Carlos Rocha - Ciberdúvidas da Língua Portuguesa
Carlos Rocha
Carlos Rocha
1M

Licenciado em Estudos Portugueses pela Faculdade de Ciências Sociais e Humanas da Universidade Nova de Lisboa, mestre em Linguística pela mesma faculdade e doutor em Linguística, na especialidade de Linguística Histórica, pela Faculdade de Letras da Universidade de Lisboa. Professor do ensino secundário, coordenador executivo do Ciberdúvidas da Língua Portuguesa, destacado para o efeito pelo Ministério da Educação português.

 
Textos publicados pelo autor

Pergunta:

Gostaria de saber se o nome colectivo gente é contável ou não contável.

Obrigada

Resposta:

O substantivo gente pode ser interpretado de várias maneiras, a saber:

a) Como um colectivo, significando «pessoas»: «Havia muita gente na praia.»

b) Com valor pronominal, equivalente a nós: «A gente vai ao cinema.»

c) Já num registo arcaico, como sinónimo de povo, nação: «Na época dos Descobrimentos, Lisboa era cidade de muitas gentes.»

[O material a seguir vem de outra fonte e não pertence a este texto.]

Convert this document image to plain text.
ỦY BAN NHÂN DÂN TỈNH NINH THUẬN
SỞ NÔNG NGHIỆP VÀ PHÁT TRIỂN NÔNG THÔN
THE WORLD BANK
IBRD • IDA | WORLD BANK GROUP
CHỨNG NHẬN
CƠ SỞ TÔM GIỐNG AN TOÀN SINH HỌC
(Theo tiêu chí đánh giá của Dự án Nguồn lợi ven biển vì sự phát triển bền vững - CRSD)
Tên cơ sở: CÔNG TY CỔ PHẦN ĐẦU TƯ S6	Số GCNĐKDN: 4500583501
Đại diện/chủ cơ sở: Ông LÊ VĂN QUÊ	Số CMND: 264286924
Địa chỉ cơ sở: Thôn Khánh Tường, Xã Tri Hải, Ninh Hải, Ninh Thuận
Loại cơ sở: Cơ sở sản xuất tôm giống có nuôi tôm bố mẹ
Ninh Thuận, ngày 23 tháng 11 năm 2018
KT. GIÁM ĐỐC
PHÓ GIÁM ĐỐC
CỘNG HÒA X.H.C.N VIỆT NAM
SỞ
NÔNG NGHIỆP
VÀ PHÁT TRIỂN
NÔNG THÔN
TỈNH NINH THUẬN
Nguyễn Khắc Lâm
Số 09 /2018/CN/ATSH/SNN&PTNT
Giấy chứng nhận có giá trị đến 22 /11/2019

Calculo que a pergunta se refira ao uso de gente como colectivo, como em a). Nesse caso, há de facto dificuldade em empregar como contável, uma vez que o seu sentido já é o de um plural («pessoas»).

Pergunta:

A palavra ferroviário é formada por justaposição, ou por aglutinação?

Obrigada!

Resposta:

A palavra ferroviário deriva por sufixação de ferrovia. Esta, por sua vez, é, na terminologia gramatical portuguesa mais antiga, um composto erudito (radical latino ferro + via; cf. Celso Cunha e Lindley Cintra, Nova Gramática do Português Contemporâneo, 1984, pág. 109). Actualmente, tendo em conta o Dicionário Terminológico, pode-se classificar ferrovia também como um composto morfológico, porque «associa um radical a outro(s) radical(is) ou a uma ou mais palavras» (ver Textos Anteriores).

Pergunta:

O adjectivo superveniente usa-se com a/à, ou pode usar-se também com com?

Resposta:

A regência de superveniente, «que vem depois, subsequente», é construída com preposição a, como atesta o Dicionário UNESP do Português Contemporâneo (São Paulo, UNESP, 2004): «A cláusula foi revista em razão de factos supervenientes à assinatura do contrato.»

Pergunta:

Gostaria que me esclarecessem esta dúvida:

Por exemplo, diz-se «máquina de frutas», «máquina de sumos» ( estas com um sentido geral), mas porquê «máquina de café» e não «máquina do café» (quando esta é mais específica)?

Obrigada desde já.

Resposta:

Diz «máquina de café», como diz «máquina de sumos», porque se trata de uma máquina de «fazer café» ou «fazer sumos», sem artigo, porque esses substantivos se referem a bebidas sem as quantificar, especificar ou retomar em discurso. Não vejo, portanto, que haja maior especificidade em «máquina que faz café» do que «em máquina de fazer sumos».

Note que «máquina de café», «fazer café» e «comprar café» referem-se a um produto ou uma matéria indiferenciada, como «farinha» na expressão «juntar farinha». A palavra café leva artigo se quisermos mencioná-lo como produto diferenciado de outro («o café é mais aromático do que o chá»), quando se pretende referir o momento em que se bebe café («máquina usada no momento do café») ou quando se trata de uma máquina identificada em discurso como pertencente a um café, «estabelecimento onde geralmente se servem bebidas, acompanhadas ou não de bolos e sanduíches».

Pergunta:

No âmbito de um trabalho para a disciplina de Sociologia da Educação, analisei um texto de Manuel Pinto e Sara Pereira ("As crianças e os media: discursos, percursos e silêncios"), no qual encontrei as palavras "mediocêntrico" e "sociocêntrico". Podem explicar-me os significados destas palavras, que não consigo encontrar?

Muito obrigada.

Resposta:

Os termos em questão são neologismos e, pela análise dos seus elementos constituintes, propõem-se os seguintes significados:

mediocêntrico (medio-, «relativo a media» + cêntrico): «que está centrado nos media (= meios de comunicação social; mídia no Brasil)»;

sociocêntrico (socio-, «relativo à sociedade ou a grupo» + cêntrico): «que está centrado na sociedade ou num grupo».

Note-se que estes neologismos seguem geralmente o modelo de egocêntrico («centrado em si próprio»).